En Centrafrique, la mort de trois journalistes éclaire la présence russe

En Centrafrique, la mort de trois journalistes éclaire la présence russe

Paul Gogo, correspondant à Moscou

Trois journalistes russes ont été tués mardi dernier en Centrafrique. Ils enquêtaient sur la présence de l’armée et de mercenaires russes dans la région.

Mardi soir, le monde du documentaire russe était sous le choc après avoir appris la mort en Centrafrique d’Aleksander Rastorguev, Orkhan Dzhemal et Kirill Radchenko. Selon leurs proches, ces journalistes aguerris enquêtaient sur la présence de mercenaires et de militaires russes dans la région. Les circonstances de ces meurtres sont floues. Lundi, les trois hommes se sont rendus à Sibut (200km au nord de la capitale, Bangui), dans un camp de l’armée centrafricaine pour y filmer des soldats russes venus former les soldats du pays. Les trois journalistes auraient ensuite été arrêtés à un checkpoint puis assassinés par une dizaine d’hommes enturbannés et parlant arabe à une vingtaine de kilomètres de Sibut. L’agence de presse russe Tass évoque une responsabilité du Séleka, groupe armé à l’origine de plusieurs tentatives de coups d’états et de nombreux meurtres dans la région ces dernières années. C’est une patrouille de la mission des nations unies pour la stabilisation de la Centrafrique qui a retrouvé les corps, mardi, dépouillés de leur argent et de leur matériel.Le ministère des affaires étrangères russe et les autorités centrafricaines ont lancé des enquêtes, l’opposition russe craint qu’elles n’aillent pas jusqu’au bout, tant le sujet d’investigation des journalistes était sensible.

Wagner

Une nouvelle fois, c’est une affaire russe des plus secrètes qui se voit éclairée par un drame. La Russie peine à cacher l’existence de milice armées engagées au sein de ses actions extérieures. Au cœur de l’affaire, le groupe militaire privé « Wagner » présent en Ukraine et en Syrie. Ils sont désormais présents en Centrafrique et travailleraient de concert avec l’armée russe sur place depuis le début de l’année. Depuis mardi, les médias russes rivalisent de subterfuges pour ne pas citer le nom de cette entreprise militaire privée. La loi russe interdit mais tolère l’existence de telles organisations. Le Kremlin pourrait rendre leur existence légale avant la fin de l’année.

Des journalistes russes et étrangers ont retrouvé des traces de ces milices privées partout où la Russie développe ses intérêts géopolitiques et économiques. Dans le Donbass et en Crimée, ces hommes ont aidé la Russie à conquérir des territoires sans mettre en lumière, dans un premier temps, le rôle de l’armée officielle. L’existence de cette milice en Syrie a éclaté au grand jour lorsqu’une centaine de ses membres ont été tués lors de combats à proximité de champs pétroliers.
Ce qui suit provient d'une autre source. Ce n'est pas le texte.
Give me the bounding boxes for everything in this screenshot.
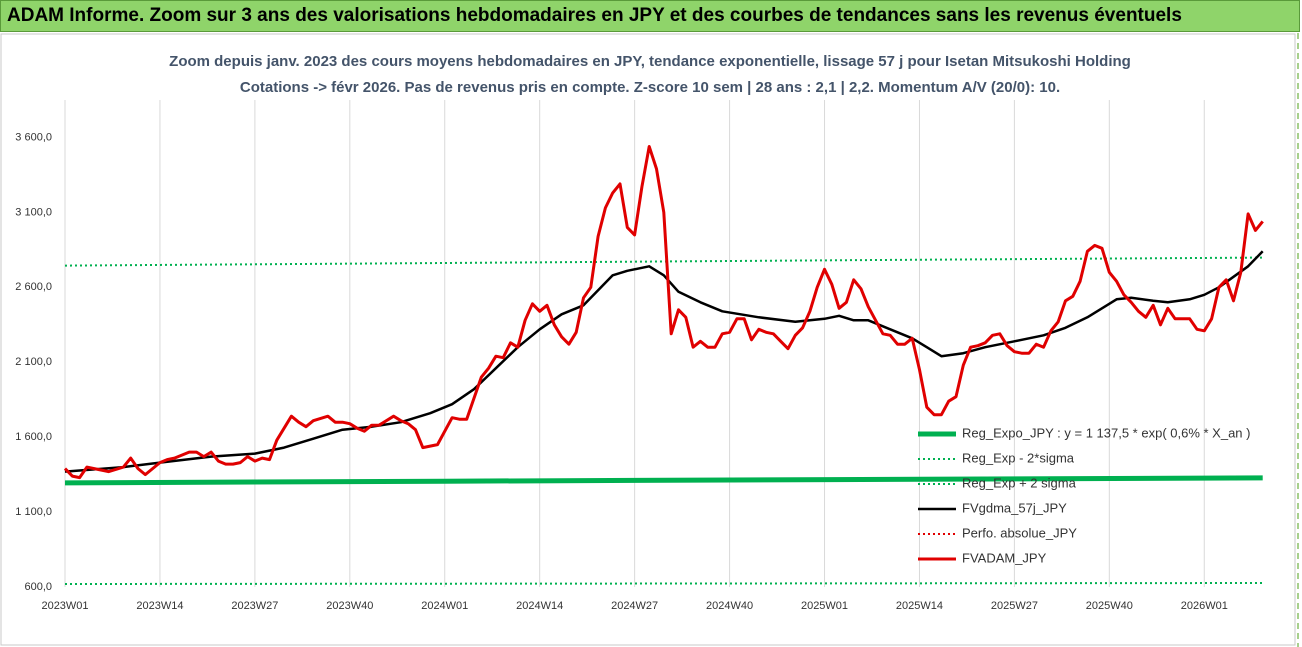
x-tick-label: 2023W27 (231, 600, 278, 612)
series-line (64, 250, 1264, 473)
x-tick-label: 2023W01 (41, 600, 88, 612)
x-tick-label: 2024W01 (421, 600, 468, 612)
legend-label: Perfo. absolue_JPY (962, 525, 1077, 540)
x-tick-label: 2025W14 (896, 600, 943, 612)
y-tick-label: 1 100,0 (15, 506, 52, 518)
chart-title: Zoom depuis janv. 2023 des cours moyens … (169, 53, 1131, 70)
legend-label: FVgdma_57j_JPY (962, 500, 1067, 515)
x-tick-label: 2026W01 (1181, 600, 1228, 612)
chart: Zoom depuis janv. 2023 des cours moyens … (0, 33, 1299, 647)
x-tick-label: 2025W40 (1086, 600, 1133, 612)
y-tick-label: 2 100,0 (15, 356, 52, 368)
x-tick-label: 2024W40 (706, 600, 753, 612)
x-tick-label: 2024W14 (516, 600, 563, 612)
chart-frame (0, 33, 1296, 646)
y-tick-label: 1 600,0 (15, 431, 52, 443)
legend-label: Reg_Expo_JPY : y = 1 137,5 * exp( 0,6% *… (962, 425, 1250, 440)
x-tick-label: 2025W01 (801, 600, 848, 612)
x-tick-label: 2024W27 (611, 600, 658, 612)
page-title: ADAM Informe. Zoom sur 3 ans des valoris… (0, 0, 1300, 32)
y-tick-label: 3 600,0 (15, 131, 52, 143)
y-tick-label: 3 100,0 (15, 206, 52, 218)
series-line (64, 475, 1263, 486)
legend-label: Reg_Exp + 2 sigma (962, 475, 1077, 490)
x-tick-label: 2023W40 (326, 600, 373, 612)
legend-label: FVADAM_JPY (962, 550, 1047, 565)
x-tick-label: 2025W27 (991, 600, 1038, 612)
series-line (63, 145, 1264, 480)
series-line (64, 582, 1263, 585)
x-tick-label: 2023W14 (136, 600, 183, 612)
y-tick-label: 600,0 (24, 581, 52, 593)
y-tick-label: 2 600,0 (15, 281, 52, 293)
chart-subtitle: Cotations -> févr 2026. Pas de revenus p… (240, 79, 1060, 96)
legend-label: Reg_Exp - 2*sigma (962, 450, 1075, 465)
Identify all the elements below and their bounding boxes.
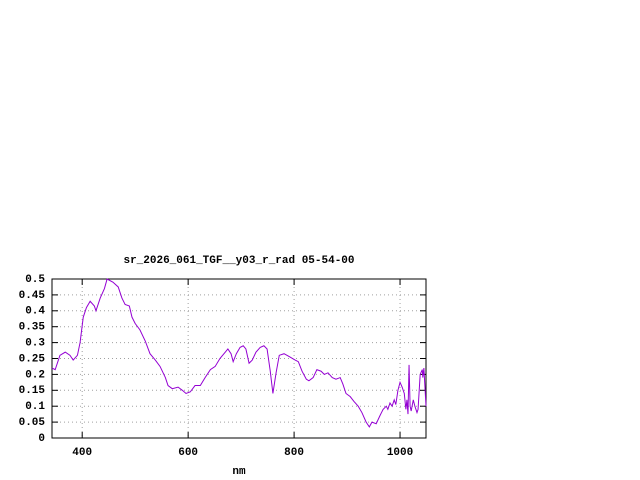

La bataille pour les champs de pétrole syriens entre Washington et Moscou n’est plus vraiment secrète. Wagner est l’une des armes utilisées par le Kremlin dans sa guerre pour le pétrole syrien.

Instructeurs

Depuis plusieurs mois, la Russie réaffirme sa présence en Afrique. Le 27 juillet dernier, Vladimir Poutine a participé au sommet des Brics en Afrique du Sud. Lors de son discours, il a expliqué souhaiter développer les liens économiques avec l’Afrique dans le nucléaire, le pétrole et le gaz, au Mozambique, en Angola ou encore au Gabon. En Centrafrique, c’est par l’armée que le Kremlin souhaite gagner en influence. Sous embargo, le pays s’est démené pour trouver un fournisseur d’armes. C’est finalement la Russie qui s’est glissée dans la brèche, avec l’approbation du Conseil de sécurité de l’ONU : Un premier stock d’armes légères a été livré en janvier dernier. Plus de 150 militaires russes ont suivi, des instructeurs qui participent à la formation des soldats des Forces armées centrafricaines (FACA). Quarante hommes issus des services de sécurité russes assurent également la sécurité du président centrafricain au quotidien. Cité par le quotidien russe Kommersant, Dmitry Bondarenko, directeur de l’Institut d’études africaines de l’Académie des sciences de Russie estime que la Russie a ses propres intérêts dans la région. « Si nos actions permettent de restaurer le calme en Centrafrique, nous pourrons attendre de leur gouvernement qu’il collabore avec nous. Ce pays est particulièrement riche en ressources naturelles, diamants et uranium ».